Küberl: "Ethik für das Zusammenleben" statt Leitkultur-Debatte
Der frühere Caritas-Präsident Franz Küberl fordert eine "verständliche Ethik als Dienst an der Demokratie" anstelle einer neuen Leitkultur-Debatte. Die jüngst von Bundeskanzler Karl Nehammer und Integrationsministerin Susanne Raab eingebrachte "Leitkultur für Österreich" bezeichnete Küberl in einem Gastkommentar in der "Kronenzeitung" (13. Februar) als "das Rohrstaberl", mit dem "bei Fehlverhalten gewachelt werden kann". Im Alltag würde jede und jeder eine "Ethik des Zusammenlebens" mitprägen, meinte Küberl, der dies als Aufgabe aller in Österreich lebenden Menschen bezeichnete, egal ob "einheimisch, zugewandert, ob Flüchtling oder urlaubend".
Hintergrund ist die von Bundeskanzler Nehammer und Integrationsministerin Raab vorgeschlagene Ausarbeitung eines Konzepts zur österreichischen Leitkultur samt gesetzlicher Verankerung. Die neue Leitkultur soll mit Expertinnen und Experten als Teil des "Österreichplans" erarbeitet werden und grundlegenden Regeln des Zusammenlebens festlegen.
In der Praxis werde die "Ethik des Zusammenlebens" bereits jetzt durch das "religiöse, humane und kulturelle Sinngehäuse jedes und jeder Einzelnen" beeinflusst, schrieb Küberl in der "Krone". Konkret erfahrbar werde diese Ethik täglich "familiär, nachbarschaftlich, im Beruf, in den mehr als 100.000 Vereinen, die es in Österreich gibt. Im öffentlichen Leben. In den Medien". Als Messlatte einer solchen Leitkultur nannte Küberl u.a. den Respekt vor anderen Meinungen, "Kritik ohne Schaum vor dem Mund", sowie Anstandsgrundlagen in sozialen Medien. Als nötiges Handwerkszeug listete er Solidarität, Pflichtbewusstsein, Fairness und Gemeinsinn auf.

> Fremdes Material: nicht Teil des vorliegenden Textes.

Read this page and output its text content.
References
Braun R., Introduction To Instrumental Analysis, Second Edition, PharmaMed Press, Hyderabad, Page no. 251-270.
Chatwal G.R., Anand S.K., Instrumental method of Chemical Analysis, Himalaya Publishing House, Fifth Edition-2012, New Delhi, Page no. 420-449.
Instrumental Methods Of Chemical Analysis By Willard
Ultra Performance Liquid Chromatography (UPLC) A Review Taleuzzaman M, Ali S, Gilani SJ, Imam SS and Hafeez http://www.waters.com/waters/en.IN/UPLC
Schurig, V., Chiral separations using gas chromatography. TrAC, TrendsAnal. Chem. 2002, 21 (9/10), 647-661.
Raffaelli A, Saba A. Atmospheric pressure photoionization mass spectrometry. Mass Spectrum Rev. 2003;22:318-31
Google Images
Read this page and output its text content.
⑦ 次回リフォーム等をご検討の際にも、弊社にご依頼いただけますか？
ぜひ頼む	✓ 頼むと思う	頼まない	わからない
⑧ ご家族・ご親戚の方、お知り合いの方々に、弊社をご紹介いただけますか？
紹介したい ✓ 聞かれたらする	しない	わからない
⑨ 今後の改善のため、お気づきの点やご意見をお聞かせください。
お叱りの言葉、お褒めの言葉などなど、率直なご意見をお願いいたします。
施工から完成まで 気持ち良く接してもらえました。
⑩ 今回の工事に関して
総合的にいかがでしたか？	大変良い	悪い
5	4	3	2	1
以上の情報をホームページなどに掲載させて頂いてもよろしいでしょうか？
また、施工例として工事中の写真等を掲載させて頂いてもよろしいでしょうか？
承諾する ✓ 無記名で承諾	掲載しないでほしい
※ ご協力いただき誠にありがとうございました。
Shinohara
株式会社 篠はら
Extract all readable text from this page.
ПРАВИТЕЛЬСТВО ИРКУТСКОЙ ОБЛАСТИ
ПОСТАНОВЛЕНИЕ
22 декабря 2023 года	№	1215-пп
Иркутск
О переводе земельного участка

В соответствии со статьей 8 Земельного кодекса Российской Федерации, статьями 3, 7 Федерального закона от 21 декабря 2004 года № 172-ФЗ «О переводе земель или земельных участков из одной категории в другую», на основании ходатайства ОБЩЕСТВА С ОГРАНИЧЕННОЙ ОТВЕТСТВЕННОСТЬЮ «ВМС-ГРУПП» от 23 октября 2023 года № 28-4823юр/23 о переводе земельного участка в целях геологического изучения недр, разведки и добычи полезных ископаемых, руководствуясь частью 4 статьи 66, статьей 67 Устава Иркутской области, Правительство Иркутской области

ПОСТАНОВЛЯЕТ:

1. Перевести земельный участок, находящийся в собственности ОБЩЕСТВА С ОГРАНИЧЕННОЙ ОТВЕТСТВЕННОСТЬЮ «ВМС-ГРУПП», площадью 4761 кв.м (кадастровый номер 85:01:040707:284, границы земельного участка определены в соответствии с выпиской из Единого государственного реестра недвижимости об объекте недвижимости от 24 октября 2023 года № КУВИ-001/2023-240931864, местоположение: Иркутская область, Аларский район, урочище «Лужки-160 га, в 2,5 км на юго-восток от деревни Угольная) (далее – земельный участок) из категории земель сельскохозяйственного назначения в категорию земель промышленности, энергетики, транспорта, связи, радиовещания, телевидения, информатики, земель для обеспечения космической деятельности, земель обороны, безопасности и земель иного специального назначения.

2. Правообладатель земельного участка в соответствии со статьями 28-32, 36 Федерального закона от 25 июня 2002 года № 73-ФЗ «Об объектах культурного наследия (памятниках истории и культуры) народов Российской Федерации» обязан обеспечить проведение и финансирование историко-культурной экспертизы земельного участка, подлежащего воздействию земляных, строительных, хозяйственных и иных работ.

Küberl erinnerte zudem an Verfassungs- wie Menschenrechte, die bereits eine Leitkultur vorgeben würden - "und die hat der Bundeskanzler ganz sicher auf seinem Schreibtisch." Gemeinsam mit dem Zivil-, Straf- und Verwaltungsrecht definiere dies das Verständnis von Demokratie und vom Verhalten des Staates und seiner Institutionen. Zudem garantiere dieses System das Funktionieren im Alltag, vom Parlament bis hinein in die Familien. "Verstöße gegen diese Leitkultur werden bekanntlich gerichtlich geahndet", so Küberl.
Ethikbogen über ganze Gesellschaft
"Was der Bundeskanzler nicht gesagt, aber vielleicht gemeint hat, ist, dass wir zum Verfassungsbogen auch einen Ethikbogen über die ganze Gesellschaft spannen müssen", schrieb der vormalige ORF-Stiftungsrat. Dabei gehe es um Normen, Regeln, Werte und Haltungen, "die wir als Energiezufuhr für den Gemeinsinn unserer Gesellschaft brauchen".
Küberl rekurrierte in seinem Kommentar auch auf eine Weihnachtsansprache des Papstes an seine Kardinäle, in der Franziskus eine Ethik der Verantwortungsausübung eingemahnt hatte. Dazu gehöre etwa "Vorbildlichkeit und Treue, Vernünftigkeit und Liebenswürdigkeit". Diese Haltungen und Eigenschaften sollten für alle Personen, "die bei uns im Kleinen oder im Großen Verantwortung haben", gelten. Als Beispiel nannte Küberl die Teilnehmenden an parlamentarischen Untersuchungsausschüssen, die ohne "Untergriffigkeiten und Winkelzüge" auskommen sollten. Zumal sollten die Parlamentarier als Teil der "Elite unseres Landes" eine Debatten-Kultur vorleben.